There were 338 such events reported by Massachusetts hospitals last year, with falls making up 224 of them, the report found. Other events included medication errors and medical instruments left inside patients. The state found that the events led to 19 deaths.
To read the official press release, visit the Mass. DPH site.
CA hospitals fined for health code violations
The California Department of Public Health this week fined 10 hospitals for a number of health code violations including leaving foreign objects inside patients, medication errors, having faulty anesthesia equipment, and failure to prevent a patient fall. The hospitals were fined $25,000 per violation. All cited hospitals must submit a plan of correction to the state.
The state has issued 71 violations to 49 California hospitals since January 1, 2007.
The violations handed down this week include the following, according to the Associated Press:
- Marin General Hospital in Greenbrae was cited for failing to follow its own policy to count sponges used in surgery, which resulted in a lap pad sponge being left in a patient’s abdominal cavity. The state report said the patient had to undergo another procedure to remove the sponge. The hospital has revised its sponge accounting procedure using sponge counting bags and a dry-erase board in operating rooms to track sponges.
- Ventura County Medical Center’s Santa Paula Hospital also left a sponge inside a patient and needed a second procedure to remove it. An x-ray of the patient’s abdoment five days after the initial surgery discovered the sponge. The facility said it would conduct random audits to monitor compliance with its sponge count policy.
- Fountain Valley Regional Hospital and Medical Center did not follow its medication safety policies when a nurse administered an oral anti-seizure drug to a patient intravenously on May 1, 2008. The error resulted in the patient suffering swelling of the brain from low blood oxygen levels, following a cardiac arrest. The hospital said it provided training to all nursing and pharmacy staff and would increase monitoring.

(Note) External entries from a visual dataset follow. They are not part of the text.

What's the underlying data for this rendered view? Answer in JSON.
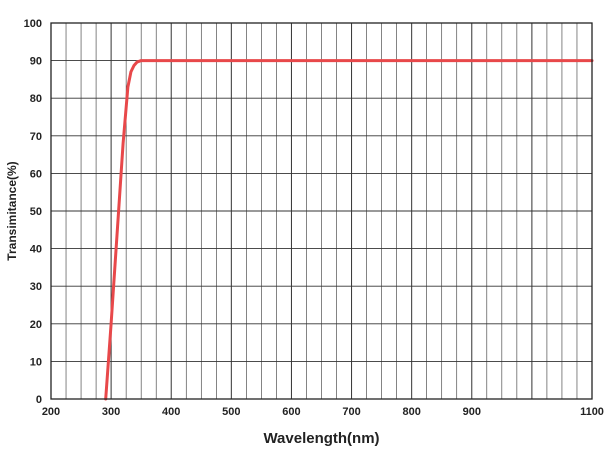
{
  "chart_data": {
    "type": "line",
    "title": "",
    "xlabel": "Wavelength(nm)",
    "ylabel": "Transimitance(%)",
    "xlim": [
      200,
      1100
    ],
    "ylim": [
      0,
      100
    ],
    "x_major_ticks": [
      200,
      300,
      400,
      500,
      600,
      700,
      800,
      900,
      1100
    ],
    "y_major_ticks": [
      0,
      10,
      20,
      30,
      40,
      50,
      60,
      70,
      80,
      90,
      100
    ],
    "x_minor_step": 25,
    "grid": true,
    "legend": "none",
    "line_color": "#e8484a",
    "grid_color": "#333333",
    "series": [
      {
        "x": [
          291,
          300,
          310,
          320,
          328,
          333,
          338,
          343,
          350,
          360,
          400,
          500,
          600,
          700,
          800,
          900,
          1000,
          1100
        ],
        "y": [
          0,
          20,
          44,
          68,
          83,
          87,
          88.7,
          89.6,
          90,
          90,
          90,
          90,
          90,
          90,
          90,
          90,
          90,
          90
        ]
      }
    ]
  }
}
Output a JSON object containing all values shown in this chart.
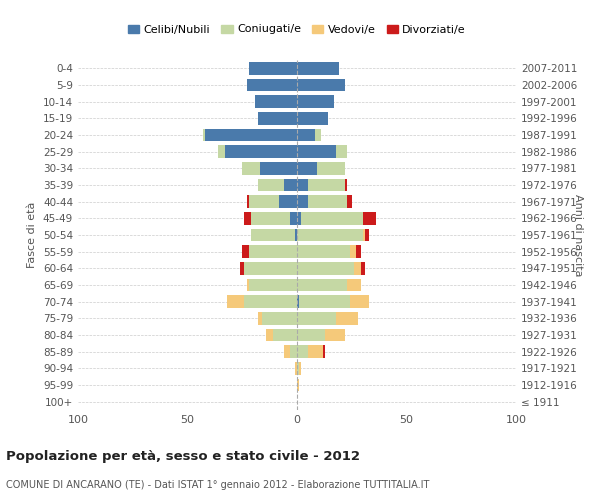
{
  "age_groups": [
    "100+",
    "95-99",
    "90-94",
    "85-89",
    "80-84",
    "75-79",
    "70-74",
    "65-69",
    "60-64",
    "55-59",
    "50-54",
    "45-49",
    "40-44",
    "35-39",
    "30-34",
    "25-29",
    "20-24",
    "15-19",
    "10-14",
    "5-9",
    "0-4"
  ],
  "birth_years": [
    "≤ 1911",
    "1912-1916",
    "1917-1921",
    "1922-1926",
    "1927-1931",
    "1932-1936",
    "1937-1941",
    "1942-1946",
    "1947-1951",
    "1952-1956",
    "1957-1961",
    "1962-1966",
    "1967-1971",
    "1972-1976",
    "1977-1981",
    "1982-1986",
    "1987-1991",
    "1992-1996",
    "1997-2001",
    "2002-2006",
    "2007-2011"
  ],
  "males": {
    "celibi": [
      0,
      0,
      0,
      0,
      0,
      0,
      0,
      0,
      0,
      0,
      1,
      3,
      8,
      6,
      17,
      33,
      42,
      18,
      19,
      23,
      22
    ],
    "coniugati": [
      0,
      0,
      0,
      3,
      11,
      16,
      24,
      22,
      24,
      22,
      20,
      18,
      14,
      12,
      8,
      3,
      1,
      0,
      0,
      0,
      0
    ],
    "vedovi": [
      0,
      0,
      1,
      3,
      3,
      2,
      8,
      1,
      0,
      0,
      0,
      0,
      0,
      0,
      0,
      0,
      0,
      0,
      0,
      0,
      0
    ],
    "divorziati": [
      0,
      0,
      0,
      0,
      0,
      0,
      0,
      0,
      2,
      3,
      0,
      3,
      1,
      0,
      0,
      0,
      0,
      0,
      0,
      0,
      0
    ]
  },
  "females": {
    "nubili": [
      0,
      0,
      0,
      0,
      0,
      0,
      1,
      0,
      0,
      0,
      0,
      2,
      5,
      5,
      9,
      18,
      8,
      14,
      17,
      22,
      19
    ],
    "coniugate": [
      0,
      0,
      1,
      5,
      13,
      18,
      23,
      23,
      26,
      24,
      30,
      28,
      18,
      17,
      13,
      5,
      3,
      0,
      0,
      0,
      0
    ],
    "vedove": [
      0,
      1,
      1,
      7,
      9,
      10,
      9,
      6,
      3,
      3,
      1,
      0,
      0,
      0,
      0,
      0,
      0,
      0,
      0,
      0,
      0
    ],
    "divorziate": [
      0,
      0,
      0,
      1,
      0,
      0,
      0,
      0,
      2,
      2,
      2,
      6,
      2,
      1,
      0,
      0,
      0,
      0,
      0,
      0,
      0
    ]
  },
  "colors": {
    "celibi_nubili": "#4a7aab",
    "coniugati": "#c5d8a4",
    "vedovi": "#f5c97a",
    "divorziati": "#cc1b1b"
  },
  "xlim": 100,
  "title": "Popolazione per età, sesso e stato civile - 2012",
  "subtitle": "COMUNE DI ANCARANO (TE) - Dati ISTAT 1° gennaio 2012 - Elaborazione TUTTITALIA.IT",
  "ylabel_left": "Fasce di età",
  "ylabel_right": "Anni di nascita",
  "bg_color": "#ffffff",
  "grid_color": "#cccccc"
}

- Northbay Vacavalley Hospital in Vacaville failed to follow its fall prevention procedures and left a patient unattended. The patient fell off a bedside commode and re-fractured his left hip. The hospital is providing additional staff training.
Go here to read the full list of violations.
NJ hospitals may have to publicize errors
In what’s becoming a familiar refrain, yet another state may soon publish error rates for individual hospitals. A state Senate committee will meet soon to discuss a bill that would require the New Jersey Department of Health and Senior Services to publish how often errors occur at individual hospitals.
Preventable medical errors are already reported to the state and federal government by NJ facilities, but the information is currently only reported on a statewide basis. The bill would also prohibit hospitals and physicians from billing insurers and patients for procedures in which errors were made.
Since the Patient Safety Act of 2004 went into effect in 2004, the state has published two reports on medical errors. In 2006, nearly 40% of the errors reported were patient falls and half of all reported mistakes were attributed to communication problems.